If it turns out that the centralized job pool is a source of a lot of contention problems, I may upgrade this design at a later stage to make use of a slightly more advanced job-stealing scheme (such as used by TBB).

Next time I'll continue with component design and configuration, 'till then!

Source for this tutorial can be found [here]
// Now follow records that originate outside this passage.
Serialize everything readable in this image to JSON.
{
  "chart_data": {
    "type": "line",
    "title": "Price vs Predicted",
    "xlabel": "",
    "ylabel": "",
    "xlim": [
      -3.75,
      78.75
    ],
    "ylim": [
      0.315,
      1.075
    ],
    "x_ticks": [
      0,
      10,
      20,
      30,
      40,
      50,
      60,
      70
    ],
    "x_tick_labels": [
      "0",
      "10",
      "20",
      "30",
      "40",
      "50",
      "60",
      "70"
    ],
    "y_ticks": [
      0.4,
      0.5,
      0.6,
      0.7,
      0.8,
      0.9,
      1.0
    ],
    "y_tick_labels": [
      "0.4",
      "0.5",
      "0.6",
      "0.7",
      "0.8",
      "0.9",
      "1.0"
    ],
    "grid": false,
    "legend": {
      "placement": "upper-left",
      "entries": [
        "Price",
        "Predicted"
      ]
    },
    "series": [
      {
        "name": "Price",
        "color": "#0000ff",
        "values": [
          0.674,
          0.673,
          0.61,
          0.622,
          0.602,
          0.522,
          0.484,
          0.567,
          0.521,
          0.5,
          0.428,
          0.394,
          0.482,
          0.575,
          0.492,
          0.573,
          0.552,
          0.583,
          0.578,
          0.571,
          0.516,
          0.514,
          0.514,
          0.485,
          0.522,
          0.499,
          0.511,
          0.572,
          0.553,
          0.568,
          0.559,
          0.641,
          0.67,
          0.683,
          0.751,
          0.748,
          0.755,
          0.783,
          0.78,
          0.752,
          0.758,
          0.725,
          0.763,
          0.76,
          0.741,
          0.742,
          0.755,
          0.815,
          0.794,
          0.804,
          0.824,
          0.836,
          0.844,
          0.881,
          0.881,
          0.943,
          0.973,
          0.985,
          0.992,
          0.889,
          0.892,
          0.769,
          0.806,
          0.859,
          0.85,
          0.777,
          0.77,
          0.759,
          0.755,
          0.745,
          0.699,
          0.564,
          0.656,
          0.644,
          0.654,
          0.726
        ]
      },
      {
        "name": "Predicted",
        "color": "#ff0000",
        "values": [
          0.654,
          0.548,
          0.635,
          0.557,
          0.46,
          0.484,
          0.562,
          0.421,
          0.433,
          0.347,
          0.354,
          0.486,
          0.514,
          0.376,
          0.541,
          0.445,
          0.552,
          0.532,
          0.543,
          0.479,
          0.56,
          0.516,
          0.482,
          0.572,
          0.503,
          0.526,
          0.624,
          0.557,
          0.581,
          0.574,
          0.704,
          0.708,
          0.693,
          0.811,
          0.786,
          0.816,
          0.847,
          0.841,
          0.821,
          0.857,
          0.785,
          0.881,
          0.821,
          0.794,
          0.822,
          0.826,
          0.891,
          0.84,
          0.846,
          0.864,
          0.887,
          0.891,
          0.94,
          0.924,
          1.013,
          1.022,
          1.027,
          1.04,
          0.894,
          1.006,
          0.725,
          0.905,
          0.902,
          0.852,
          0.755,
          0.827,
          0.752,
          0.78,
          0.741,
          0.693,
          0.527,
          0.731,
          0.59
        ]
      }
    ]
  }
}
Edit: There is a slight flaw in the above design, which will affect the shutdown code - if there are no background tasks the background threads will wait forever, including during shutdown. There are two easy fixes for this, one of which is to simply interrupt the background threads in the destructor:

TaskManager::~TaskManager() {
	mThreads.interrupt_all();
	mThreads.join_all();
}

Another relatively easy fix is to guarantee that there is at least one background task, which can be implemented like this:

class BackgroundDummyTask: public Task {
public:
	BackgroundDummyTask(): Task(BACKGROUND_REPEATING) {}
	virtual ~BackgroundDummyTask() {}
	virtual void run() {}
};

//...in TaskManager::start()
	add(TaskPtr(new BackgroundDummyTask()));

The latter has the advantage that it actually allows background tasks to finish what they're doing.

6 thoughts on “Game Engine part 4

  1. I’ve played with your event/task code into my engine and I like it. I’ve made a few minor changes to remove the Boost dependency and I was thinking about using them both in my engine and uploading my version to GitHub.
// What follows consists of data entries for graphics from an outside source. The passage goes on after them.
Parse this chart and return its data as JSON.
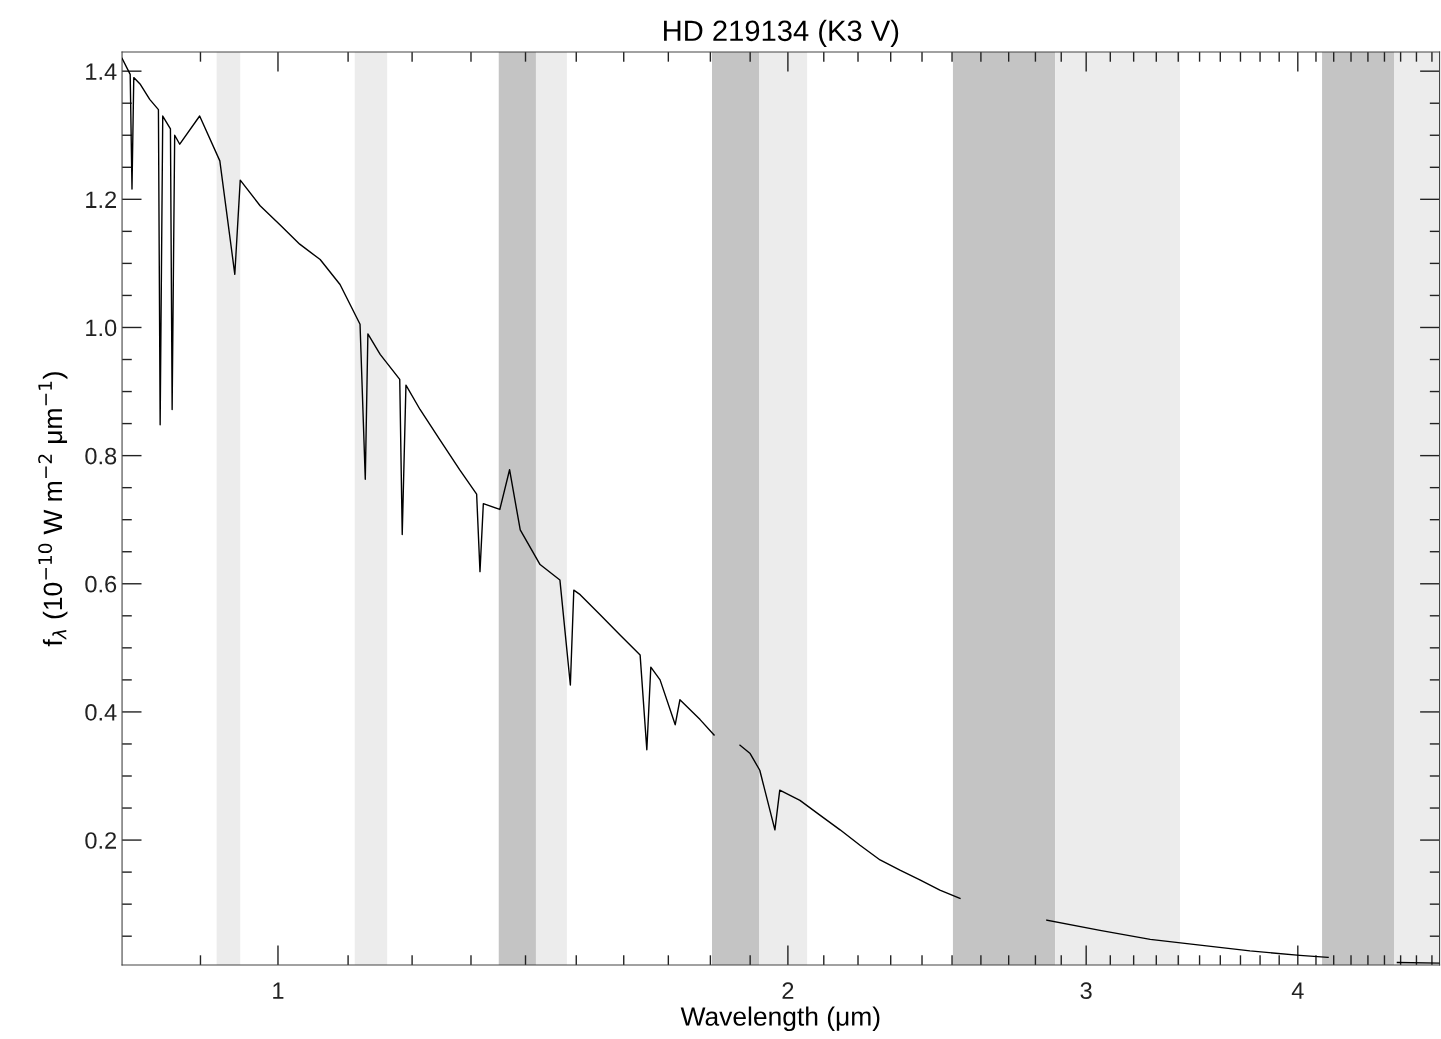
{
  "chart_data": {
    "type": "line",
    "title": "HD 219134 (K3 V)",
    "xlabel": "Wavelength (μm)",
    "ylabel": "f$_{λ}$ (10$^{−10}$ W m$^{−2}$ μm$^{−1}$)",
    "log": "x",
    "xlim": [
      0.809,
      4.85
    ],
    "ylim": [
      0.005,
      1.43
    ],
    "grid": false,
    "marker": "none",
    "line_style": "solid",
    "xticks": [
      {
        "value": 0.9,
        "label": null
      },
      1,
      {
        "value": 1.1,
        "label": null
      },
      {
        "value": 1.2,
        "label": null
      },
      {
        "value": 1.3,
        "label": null
      },
      {
        "value": 1.4,
        "label": null
      },
      {
        "value": 1.5,
        "label": null
      },
      {
        "value": 1.6,
        "label": null
      },
      {
        "value": 1.7,
        "label": null
      },
      {
        "value": 1.8,
        "label": null
      },
      {
        "value": 1.9,
        "label": null
      },
      2,
      {
        "value": 2.1,
        "label": null
      },
      {
        "value": 2.2,
        "label": null
      },
      {
        "value": 2.3,
        "label": null
      },
      {
        "value": 2.4,
        "label": null
      },
      {
        "value": 2.5,
        "label": null
      },
      {
        "value": 2.6,
        "label": null
      },
      {
        "value": 2.7,
        "label": null
      },
      {
        "value": 2.8,
        "label": null
      },
      {
        "value": 2.9,
        "label": null
      },
      3,
      {
        "value": 3.1,
        "label": null
      },
      {
        "value": 3.2,
        "label": null
      },
      {
        "value": 3.3,
        "label": null
      },
      {
        "value": 3.4,
        "label": null
      },
      {
        "value": 3.5,
        "label": null
      },
      {
        "value": 3.6,
        "label": null
      },
      {
        "value": 3.7,
        "label": null
      },
      {
        "value": 3.8,
        "label": null
      },
      {
        "value": 3.9,
        "label": null
      },
      4,
      {
        "value": 4.1,
        "label": null
      },
      {
        "value": 4.2,
        "label": null
      },
      {
        "value": 4.3,
        "label": null
      },
      {
        "value": 4.4,
        "label": null
      },
      {
        "value": 4.5,
        "label": null
      },
      {
        "value": 4.6,
        "label": null
      },
      {
        "value": 4.7,
        "label": null
      },
      {
        "value": 4.8,
        "label": null
      }
    ],
    "yticks": [
      {
        "value": 0.05,
        "label": null
      },
      {
        "value": 0.1,
        "label": null
      },
      {
        "value": 0.15,
        "label": null
      },
      {
        "value": 0.2,
        "label": "0.2"
      },
      {
        "value": 0.25,
        "label": null
      },
      {
        "value": 0.3,
        "label": null
      },
      {
        "value": 0.35,
        "label": null
      },
      {
        "value": 0.4,
        "label": "0.4"
      },
      {
        "value": 0.45,
        "label": null
      },
      {
        "value": 0.5,
        "label": null
      },
      {
        "value": 0.55,
        "label": null
      },
      {
        "value": 0.6,
        "label": "0.6"
      },
      {
        "value": 0.65,
        "label": null
      },
      {
        "value": 0.7,
        "label": null
      },
      {
        "value": 0.75,
        "label": null
      },
      {
        "value": 0.8,
        "label": "0.8"
      },
      {
        "value": 0.85,
        "label": null
      },
      {
        "value": 0.9,
        "label": null
      },
      {
        "value": 0.95,
        "label": null
      },
      {
        "value": 1.0,
        "label": "1.0"
      },
      {
        "value": 1.05,
        "label": null
      },
      {
        "value": 1.1,
        "label": null
      },
      {
        "value": 1.15,
        "label": null
      },
      {
        "value": 1.2,
        "label": "1.2"
      },
      {
        "value": 1.25,
        "label": null
      },
      {
        "value": 1.3,
        "label": null
      },
      {
        "value": 1.35,
        "label": null
      },
      {
        "value": 1.4,
        "label": "1.4"
      }
    ],
    "bands": [
      {
        "axis": "x",
        "from": 0.92,
        "to": 0.95,
        "color": "#ececec"
      },
      {
        "axis": "x",
        "from": 1.11,
        "to": 1.16,
        "color": "#ececec"
      },
      {
        "axis": "x",
        "from": 1.35,
        "to": 1.42,
        "color": "#c4c4c4"
      },
      {
        "axis": "x",
        "from": 1.42,
        "to": 1.481,
        "color": "#ececec"
      },
      {
        "axis": "x",
        "from": 1.804,
        "to": 1.923,
        "color": "#c4c4c4"
      },
      {
        "axis": "x",
        "from": 1.923,
        "to": 2.053,
        "color": "#ececec"
      },
      {
        "axis": "x",
        "from": 2.503,
        "to": 2.876,
        "color": "#c4c4c4"
      },
      {
        "axis": "x",
        "from": 2.876,
        "to": 3.408,
        "color": "#ececec"
      },
      {
        "axis": "x",
        "from": 4.134,
        "to": 4.559,
        "color": "#c4c4c4"
      },
      {
        "axis": "x",
        "from": 4.559,
        "to": 4.85,
        "color": "#ececec"
      }
    ],
    "series": [
      {
        "color": "#000000",
        "x": [
          0.809,
          0.818,
          0.82,
          0.822,
          0.829,
          0.84,
          0.85,
          0.852,
          0.855,
          0.864,
          0.866,
          0.869,
          0.875,
          0.899,
          0.924,
          0.943,
          0.95,
          0.976,
          1.003,
          1.03,
          1.059,
          1.088,
          1.118,
          1.126,
          1.13,
          1.149,
          1.18,
          1.184,
          1.19,
          1.213,
          1.246,
          1.28,
          1.31,
          1.316,
          1.322,
          1.352,
          1.37,
          1.39,
          1.428,
          1.467,
          1.488,
          1.495,
          1.508,
          1.549,
          1.592,
          1.636,
          1.651,
          1.66,
          1.681,
          1.716,
          1.727,
          1.775,
          1.809,
          1.84,
          1.874,
          1.9,
          1.925,
          1.965,
          1.978,
          2.033,
          2.089,
          2.147,
          2.206,
          2.267,
          2.329,
          2.393,
          2.459,
          2.527,
          2.7,
          2.844,
          3.057,
          3.273,
          3.502,
          3.748,
          4.011,
          4.168,
          4.4,
          4.58,
          4.85
        ],
        "values": [
          1.42,
          1.395,
          1.216,
          1.39,
          1.38,
          1.356,
          1.34,
          0.848,
          1.33,
          1.31,
          0.872,
          1.3,
          1.286,
          1.33,
          1.26,
          1.083,
          1.23,
          1.19,
          1.16,
          1.13,
          1.106,
          1.067,
          1.005,
          0.763,
          0.99,
          0.958,
          0.919,
          0.677,
          0.91,
          0.872,
          0.825,
          0.778,
          0.74,
          0.619,
          0.725,
          0.716,
          0.778,
          0.684,
          0.63,
          0.606,
          0.442,
          0.59,
          0.583,
          0.552,
          0.52,
          0.489,
          0.341,
          0.47,
          0.45,
          0.38,
          0.419,
          0.388,
          0.364,
          null,
          0.348,
          0.335,
          0.309,
          0.216,
          0.278,
          0.262,
          0.239,
          0.216,
          0.192,
          0.169,
          0.153,
          0.138,
          0.122,
          0.109,
          null,
          0.075,
          0.059,
          0.045,
          0.036,
          0.027,
          0.02,
          0.017,
          null,
          0.009,
          0.008
        ]
      }
    ]
  }
}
    However, I’d like to know what copyright/attribution you’d like for your code. I want to give credit where credit is due and honor proper usage.

    1. Nice to know you like the concept. I really don’t recall why I had the boost dependency for these classes, plain std library should be fine.

      As for copyright/attribution, I guess that a standard MIT license should be fine. Thanks again for your interest and contributions 🙂

  2. Hey Ian and Grandmaster, you both did some fantastic work here. Helped me to understand and grasp on more of the advanced techniques.

    However, on the Eventhandlerbridge, I’m doing some tests and whenever I try to remove the channel, the actual bool EventBridge::operator == (const U& handler) const always returns false.

    Basically both mHandler and the passed handler are two different pointers and I don’t understand why. Could be an oversight of mine of sorts. The code currently is almost the same as in Tutorial 3.

    1. And it seems it was human error (or my error) at not placing a & at a specific point. Anyway, many thanks guys for the good work and Grandmaster for these wonderful tutorials.